Re: A disruptive non-disruptive failover?

Hi all.

I might be onto something but it will take until the next software upgrade to confirm if I've got it fixed.  While at the NIOP course it got me thinking to check a setting that changed in NOS 2.x.  It turns out it hadn't been set right after the upgrade (my bad).  I tried a test failover today and it was as smooth as expected; a software upgrade will be the real challenge.  I'll post back as soon as that's done.

Also, Marty, to your request:

Know that Nimble's failovers are supposed to be transparent, and I've seen them work that way personally in the past.  Nimble's InfoSight metrics still show well over half of their customers performing software upgrades during business hours.  If you haven't seen the blog post from November check it out: Nimble Storage Blog | Go Ahead – Update Your Storage Operating System in the Middle of the Day.  Those numbers are still tracking from what I'm heard and I'll be back at midday upgrades once I get this bug worked out.

Alan

Valdereth
Trusted Contributor

Re: A disruptive non-disruptive failover?

What setting did you change?

aprice119
Valued Contributor

Re: A disruptive non-disruptive failover?
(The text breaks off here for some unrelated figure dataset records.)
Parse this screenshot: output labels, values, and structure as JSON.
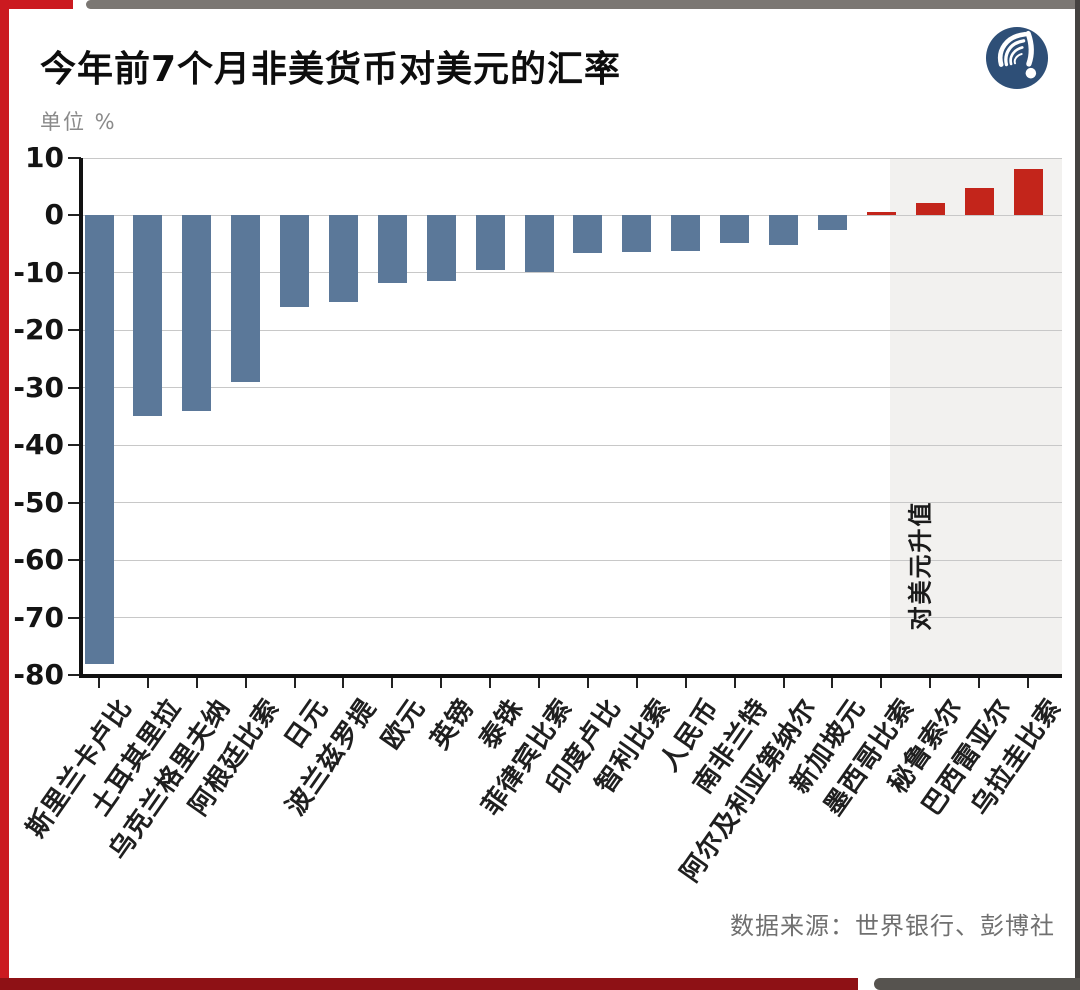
{
  "header": {
    "title": "今年前7个月非美货币对美元的汇率",
    "unit_label": "单位 %"
  },
  "footer": {
    "source": "数据来源：世界银行、彭博社"
  },
  "icons": {
    "logo": "wave-exclamation-brand-logo"
  },
  "colors": {
    "negative_bar": "#5b7899",
    "positive_bar": "#c3251b",
    "shade": "#f2f1ef",
    "grid": "#c8c8c8",
    "axis": "#111111",
    "frame_red": "#cb1a20",
    "frame_dark_red": "#8e1115",
    "frame_gray": "#7b7773",
    "frame_bottom_gray": "#56534f",
    "frame_dark_gray": "#454240",
    "logo_blue": "#2e4f77"
  },
  "chart_data": {
    "type": "bar",
    "title": "今年前7个月非美货币对美元的汇率",
    "unit": "%",
    "categories": [
      "斯里兰卡卢比",
      "土耳其里拉",
      "乌克兰格里夫纳",
      "阿根廷比索",
      "日元",
      "波兰兹罗提",
      "欧元",
      "英镑",
      "泰铢",
      "菲律宾比索",
      "印度卢比",
      "智利比索",
      "人民币",
      "南非兰特",
      "阿尔及利亚第纳尔",
      "新加坡元",
      "墨西哥比索",
      "秘鲁索尔",
      "巴西雷亚尔",
      "乌拉圭比索"
    ],
    "values": [
      -78,
      -35,
      -34,
      -29,
      -16,
      -15,
      -11.8,
      -11.4,
      -9.5,
      -9.8,
      -6.5,
      -6.3,
      -6.2,
      -4.8,
      -5.2,
      -2.5,
      0.6,
      2.1,
      4.7,
      8.1
    ],
    "ylim": [
      -80,
      10
    ],
    "yticks": [
      10,
      0,
      -10,
      -20,
      -30,
      -40,
      -50,
      -60,
      -70,
      -80
    ],
    "grid": "horizontal",
    "shaded_region_label": "对美元升值",
    "shaded_region_categories": [
      "秘鲁索尔",
      "巴西雷亚尔",
      "乌拉圭比索"
    ]
  }
}
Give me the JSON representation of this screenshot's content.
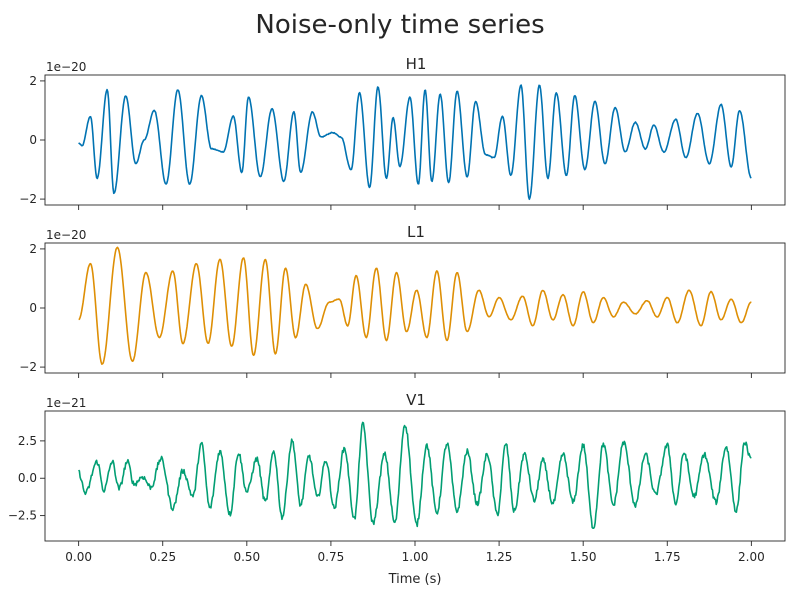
{
  "figure": {
    "title": "Noise-only time series",
    "xlabel": "Time (s)"
  },
  "chart_data": [
    {
      "type": "line",
      "title": "H1",
      "offset_text": "1e−20",
      "color": "#0173b2",
      "xlim": [
        -0.1,
        2.1
      ],
      "ylim": [
        -2.2,
        2.2
      ],
      "yticks": [
        -2,
        0,
        2
      ],
      "ytick_labels": [
        "−2",
        "0",
        "2"
      ],
      "xticks": [
        0.0,
        0.25,
        0.5,
        0.75,
        1.0,
        1.25,
        1.5,
        1.75,
        2.0
      ],
      "show_xtick_labels": false,
      "grid": false,
      "noise": 0.03,
      "series": [
        {
          "x": [
            0.0,
            0.01,
            0.035,
            0.055,
            0.085,
            0.105,
            0.14,
            0.17,
            0.195,
            0.225,
            0.26,
            0.295,
            0.33,
            0.365,
            0.395,
            0.43,
            0.46,
            0.485,
            0.505,
            0.54,
            0.575,
            0.61,
            0.64,
            0.66,
            0.695,
            0.72,
            0.755,
            0.78,
            0.81,
            0.835,
            0.865,
            0.89,
            0.915,
            0.935,
            0.955,
            0.985,
            1.01,
            1.03,
            1.05,
            1.075,
            1.1,
            1.125,
            1.155,
            1.18,
            1.21,
            1.235,
            1.26,
            1.285,
            1.315,
            1.34,
            1.37,
            1.395,
            1.42,
            1.45,
            1.475,
            1.505,
            1.535,
            1.565,
            1.595,
            1.625,
            1.655,
            1.685,
            1.71,
            1.74,
            1.775,
            1.805,
            1.84,
            1.875,
            1.91,
            1.94,
            1.965,
            2.0
          ],
          "values": [
            -0.1,
            -0.2,
            0.8,
            -1.3,
            1.7,
            -1.8,
            1.5,
            -0.8,
            0.0,
            1.0,
            -1.5,
            1.7,
            -1.5,
            1.5,
            -0.3,
            -0.4,
            0.8,
            -1.1,
            1.45,
            -1.25,
            1.05,
            -1.4,
            0.95,
            -1.1,
            0.95,
            0.1,
            0.25,
            0.1,
            -1.0,
            1.6,
            -1.6,
            1.8,
            -1.3,
            0.75,
            -0.9,
            1.45,
            -1.5,
            1.7,
            -1.4,
            1.55,
            -1.45,
            1.65,
            -1.25,
            1.3,
            -0.5,
            -0.6,
            0.8,
            -1.2,
            1.85,
            -2.0,
            1.85,
            -1.3,
            1.6,
            -1.2,
            1.5,
            -1.0,
            1.3,
            -0.8,
            1.1,
            -0.4,
            0.6,
            -0.3,
            0.5,
            -0.4,
            0.7,
            -0.6,
            0.9,
            -0.8,
            1.2,
            -0.9,
            1.0,
            -1.3
          ]
        }
      ]
    },
    {
      "type": "line",
      "title": "L1",
      "offset_text": "1e−20",
      "color": "#de8f05",
      "xlim": [
        -0.1,
        2.1
      ],
      "ylim": [
        -2.2,
        2.2
      ],
      "yticks": [
        -2,
        0,
        2
      ],
      "ytick_labels": [
        "−2",
        "0",
        "2"
      ],
      "xticks": [
        0.0,
        0.25,
        0.5,
        0.75,
        1.0,
        1.25,
        1.5,
        1.75,
        2.0
      ],
      "show_xtick_labels": false,
      "grid": false,
      "noise": 0.02,
      "series": [
        {
          "x": [
            0.0,
            0.035,
            0.07,
            0.115,
            0.16,
            0.2,
            0.24,
            0.28,
            0.31,
            0.35,
            0.385,
            0.42,
            0.455,
            0.49,
            0.52,
            0.555,
            0.585,
            0.615,
            0.645,
            0.675,
            0.71,
            0.745,
            0.775,
            0.8,
            0.825,
            0.855,
            0.885,
            0.915,
            0.945,
            0.975,
            1.005,
            1.035,
            1.065,
            1.095,
            1.125,
            1.155,
            1.19,
            1.22,
            1.25,
            1.285,
            1.32,
            1.35,
            1.38,
            1.41,
            1.44,
            1.47,
            1.5,
            1.53,
            1.56,
            1.59,
            1.62,
            1.655,
            1.69,
            1.72,
            1.75,
            1.78,
            1.815,
            1.85,
            1.88,
            1.91,
            1.94,
            1.97,
            2.0
          ],
          "values": [
            -0.4,
            1.5,
            -1.9,
            2.05,
            -1.8,
            1.2,
            -1.0,
            1.25,
            -1.2,
            1.5,
            -1.2,
            1.65,
            -1.3,
            1.7,
            -1.6,
            1.65,
            -1.55,
            1.35,
            -1.0,
            0.8,
            -0.7,
            0.2,
            0.3,
            -0.6,
            1.1,
            -1.0,
            1.35,
            -1.1,
            1.2,
            -0.8,
            0.6,
            -1.0,
            1.25,
            -1.1,
            1.2,
            -0.8,
            0.6,
            -0.3,
            0.35,
            -0.4,
            0.4,
            -0.6,
            0.6,
            -0.4,
            0.45,
            -0.6,
            0.55,
            -0.5,
            0.35,
            -0.3,
            0.2,
            -0.2,
            0.25,
            -0.3,
            0.35,
            -0.5,
            0.6,
            -0.6,
            0.55,
            -0.4,
            0.3,
            -0.5,
            0.2
          ]
        }
      ]
    },
    {
      "type": "line",
      "title": "V1",
      "offset_text": "1e−21",
      "color": "#029e73",
      "xlim": [
        -0.1,
        2.1
      ],
      "ylim": [
        -4.2,
        4.5
      ],
      "yticks": [
        -2.5,
        0.0,
        2.5
      ],
      "ytick_labels": [
        "−2.5",
        "0.0",
        "2.5"
      ],
      "xticks": [
        0.0,
        0.25,
        0.5,
        0.75,
        1.0,
        1.25,
        1.5,
        1.75,
        2.0
      ],
      "xtick_labels": [
        "0.00",
        "0.25",
        "0.50",
        "0.75",
        "1.00",
        "1.25",
        "1.50",
        "1.75",
        "2.00"
      ],
      "show_xtick_labels": true,
      "grid": false,
      "noise": 0.35,
      "series": [
        {
          "x": [
            0.0,
            0.02,
            0.055,
            0.075,
            0.1,
            0.12,
            0.145,
            0.165,
            0.19,
            0.215,
            0.245,
            0.28,
            0.31,
            0.34,
            0.365,
            0.39,
            0.42,
            0.45,
            0.475,
            0.5,
            0.53,
            0.555,
            0.58,
            0.605,
            0.635,
            0.66,
            0.685,
            0.71,
            0.735,
            0.76,
            0.79,
            0.82,
            0.845,
            0.875,
            0.91,
            0.94,
            0.97,
            1.005,
            1.035,
            1.065,
            1.095,
            1.125,
            1.155,
            1.185,
            1.215,
            1.245,
            1.27,
            1.295,
            1.325,
            1.355,
            1.38,
            1.41,
            1.44,
            1.47,
            1.5,
            1.53,
            1.56,
            1.59,
            1.62,
            1.655,
            1.685,
            1.715,
            1.75,
            1.775,
            1.8,
            1.83,
            1.86,
            1.895,
            1.925,
            1.955,
            1.98,
            2.0
          ],
          "values": [
            0.4,
            -1.0,
            1.1,
            -0.8,
            1.1,
            -0.7,
            1.1,
            -0.4,
            0.1,
            -0.6,
            1.3,
            -2.0,
            0.5,
            -1.2,
            2.3,
            -2.0,
            1.8,
            -2.4,
            1.7,
            -0.9,
            1.3,
            -1.6,
            1.8,
            -2.6,
            2.5,
            -1.8,
            1.5,
            -1.3,
            1.2,
            -2.0,
            2.0,
            -2.7,
            3.6,
            -3.0,
            1.6,
            -3.0,
            3.6,
            -3.1,
            2.2,
            -2.3,
            2.3,
            -2.2,
            1.8,
            -1.7,
            1.6,
            -2.4,
            2.3,
            -2.2,
            1.6,
            -1.5,
            1.2,
            -1.7,
            1.6,
            -1.6,
            2.2,
            -3.3,
            2.3,
            -1.8,
            2.4,
            -1.8,
            1.6,
            -1.1,
            2.2,
            -1.7,
            1.7,
            -1.2,
            1.6,
            -1.6,
            2.1,
            -2.2,
            2.4,
            1.2
          ]
        }
      ]
    }
  ]
}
VMware's discovery IPs listed only the array management interface, as per the 1.x guides.  They were never updated to use the two new discovery IPs that were configured with 2.x.  So, I removed the management address and added the Nimble discovery addresses.

aprice119
Valued Contributor

Re: A disruptive non-disruptive failover?

After updating to 2.2.6.0 today it appears I still have a problem.  Our network took a brief pause during the update and vCenter logged an "all paths down" event for every Nimble datastore on each of our hosts.  The outage last over two minutes as indicated by other logs that note the event has been over 140 seconds long and the hosts are switching to I/O fast fail mode.  Looks like I'll need to open a support ticket.